No es la primera vez que Alianza pincha en una definición y en su cancha. Sin ir muy lejos, recordemos las definiciones por el torneo local en 1999, 2009 y el 2023 frente a Universitario, el 2019 frente al ex inquilino de la Primera, el Deportivo Binacional y 8 años antes en un tercer partido frente a otro equipo que hace años no está en Primera, el Juan Aurich.
Esta vez la prensa deportiva, allegada por diversos motivos a Alianza, miraron con soberbia al 2 de Mayo, enrostrándole su franciscana pobreza. Con sorna decían que los paraguayos llegaron a Perú "caminando".
El fútbol es un deporte donde un equipo débil puede derrotar a un aparente superior, algo que se debe confirmar en una cancha de fútbol, once contra once. Las estadísticas y los aparentes "éxitos" son eso, pasado. No basta juntar jugadores y ponerlos a jugar; son los equipos los que ganan partidos y los títulos.
Desde 2023 Alianza "ha celebrado" antes de jugar. Este 2026 no fue diferente, arrastrando decisiones fallidas como permitir la indisciplina, la renovación de su ex entrenador Gorosito al que despidieron tras quedar cuarto en el torneo 2025 y la contratación de 10 jugadores (incluyendo a Huamán, al que regresaron después de prestarlo al Cienciano), tras dejar de lado a 21 jugadores de la plantilla de la temporada anterior.
La eliminación de Alianza ante el modesto pero combativo 2 de Mayo es una ofensa para su hinchada (justo en el año de su aniversario 125) que ayer explotó contra sus dirigentes, sus financistas, su entrenador Guede, sus jugadores y su ídolo Paolo Guerrero, que una vez más antepuso sus intereses y no asumió la responsabilidad de disparar un decisivo penal cuando el partido estaba empatado sin abrir el marcador. Esto último, al finalizar el partido, la hinchada aliancista se lo enrostró de fea manera insultándolo y llamándolo "cobarde".

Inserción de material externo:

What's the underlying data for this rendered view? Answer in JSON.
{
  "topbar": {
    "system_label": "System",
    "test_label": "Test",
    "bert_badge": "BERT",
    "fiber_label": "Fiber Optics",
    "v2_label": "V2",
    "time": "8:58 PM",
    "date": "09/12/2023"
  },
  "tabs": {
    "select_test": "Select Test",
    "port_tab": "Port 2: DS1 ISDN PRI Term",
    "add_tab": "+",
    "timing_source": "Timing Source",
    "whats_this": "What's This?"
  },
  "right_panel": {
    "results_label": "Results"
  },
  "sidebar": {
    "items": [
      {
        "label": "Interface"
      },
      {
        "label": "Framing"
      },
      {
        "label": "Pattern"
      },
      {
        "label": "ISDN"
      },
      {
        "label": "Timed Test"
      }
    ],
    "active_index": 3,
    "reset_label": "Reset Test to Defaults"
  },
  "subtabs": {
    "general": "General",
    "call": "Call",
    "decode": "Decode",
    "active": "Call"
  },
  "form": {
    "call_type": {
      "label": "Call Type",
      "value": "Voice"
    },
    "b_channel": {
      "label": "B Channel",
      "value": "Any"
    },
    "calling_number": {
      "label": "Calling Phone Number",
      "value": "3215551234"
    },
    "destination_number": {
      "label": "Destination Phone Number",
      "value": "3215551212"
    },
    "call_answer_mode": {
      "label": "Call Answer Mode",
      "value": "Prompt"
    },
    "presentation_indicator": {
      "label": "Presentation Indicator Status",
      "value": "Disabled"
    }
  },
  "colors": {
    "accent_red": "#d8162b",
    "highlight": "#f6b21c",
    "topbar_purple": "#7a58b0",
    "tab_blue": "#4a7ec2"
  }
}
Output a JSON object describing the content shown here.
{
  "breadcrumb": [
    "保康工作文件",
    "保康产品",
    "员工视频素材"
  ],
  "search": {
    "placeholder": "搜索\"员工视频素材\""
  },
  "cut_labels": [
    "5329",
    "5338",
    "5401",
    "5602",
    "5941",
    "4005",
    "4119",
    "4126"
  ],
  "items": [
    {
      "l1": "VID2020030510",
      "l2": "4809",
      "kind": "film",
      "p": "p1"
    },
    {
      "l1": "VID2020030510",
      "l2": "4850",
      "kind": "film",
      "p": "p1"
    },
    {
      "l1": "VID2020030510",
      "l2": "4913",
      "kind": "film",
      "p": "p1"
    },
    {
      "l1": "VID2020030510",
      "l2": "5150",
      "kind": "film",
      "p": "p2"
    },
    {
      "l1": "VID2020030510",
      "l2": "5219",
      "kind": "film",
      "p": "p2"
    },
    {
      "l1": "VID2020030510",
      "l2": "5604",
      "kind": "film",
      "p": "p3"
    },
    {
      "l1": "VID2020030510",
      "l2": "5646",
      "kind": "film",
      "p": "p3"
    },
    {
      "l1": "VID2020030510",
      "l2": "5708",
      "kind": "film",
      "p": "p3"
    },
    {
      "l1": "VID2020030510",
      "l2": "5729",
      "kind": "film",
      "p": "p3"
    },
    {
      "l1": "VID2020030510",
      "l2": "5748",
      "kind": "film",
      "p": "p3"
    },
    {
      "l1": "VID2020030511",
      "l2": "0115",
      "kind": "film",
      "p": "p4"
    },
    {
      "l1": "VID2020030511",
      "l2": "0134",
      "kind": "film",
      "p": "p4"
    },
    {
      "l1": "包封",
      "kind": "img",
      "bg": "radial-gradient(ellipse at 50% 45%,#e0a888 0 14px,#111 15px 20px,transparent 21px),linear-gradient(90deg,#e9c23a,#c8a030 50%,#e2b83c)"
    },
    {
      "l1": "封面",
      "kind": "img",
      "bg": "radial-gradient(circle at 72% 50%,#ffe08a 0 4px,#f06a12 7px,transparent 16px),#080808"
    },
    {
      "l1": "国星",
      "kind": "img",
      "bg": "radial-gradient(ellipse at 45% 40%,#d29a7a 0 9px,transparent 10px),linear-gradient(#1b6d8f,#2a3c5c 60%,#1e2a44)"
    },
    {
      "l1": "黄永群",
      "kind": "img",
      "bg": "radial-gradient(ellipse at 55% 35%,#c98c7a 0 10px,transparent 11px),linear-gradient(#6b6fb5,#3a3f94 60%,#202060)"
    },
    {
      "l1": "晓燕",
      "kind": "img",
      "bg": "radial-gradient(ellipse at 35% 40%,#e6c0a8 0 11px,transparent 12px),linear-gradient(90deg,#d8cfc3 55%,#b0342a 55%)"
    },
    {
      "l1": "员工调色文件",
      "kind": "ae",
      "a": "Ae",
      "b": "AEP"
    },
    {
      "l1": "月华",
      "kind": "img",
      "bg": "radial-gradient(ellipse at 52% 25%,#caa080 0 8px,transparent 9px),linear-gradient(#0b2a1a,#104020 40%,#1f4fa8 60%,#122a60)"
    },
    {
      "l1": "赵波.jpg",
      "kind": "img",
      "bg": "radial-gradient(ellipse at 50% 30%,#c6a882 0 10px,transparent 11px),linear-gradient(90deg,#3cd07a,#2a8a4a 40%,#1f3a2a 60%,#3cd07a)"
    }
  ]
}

Las derrotas y fracasos, por más estrepitosos que sean, son oportunidades para mejorar y reencontrar el camino. Esto solo se logrará con trabajo, disciplina y cero soberbia. Será hora, paradójicamente al inicio y no al final del año, de evaluar la permanencia de muchos en el equipo aliancista.
Finalmente, recordemos que los triunfos y derrotas se dan en el campo de juego y en ambos casos solo cabe hacer una autocrítica para superar momentos en los que cabe, en primer momento, el silencio mediático (propio y por encargo) y la discusión fraterna en la interna. Salir a justificar lo injustificable lleva solo a repetir errores y fracasos.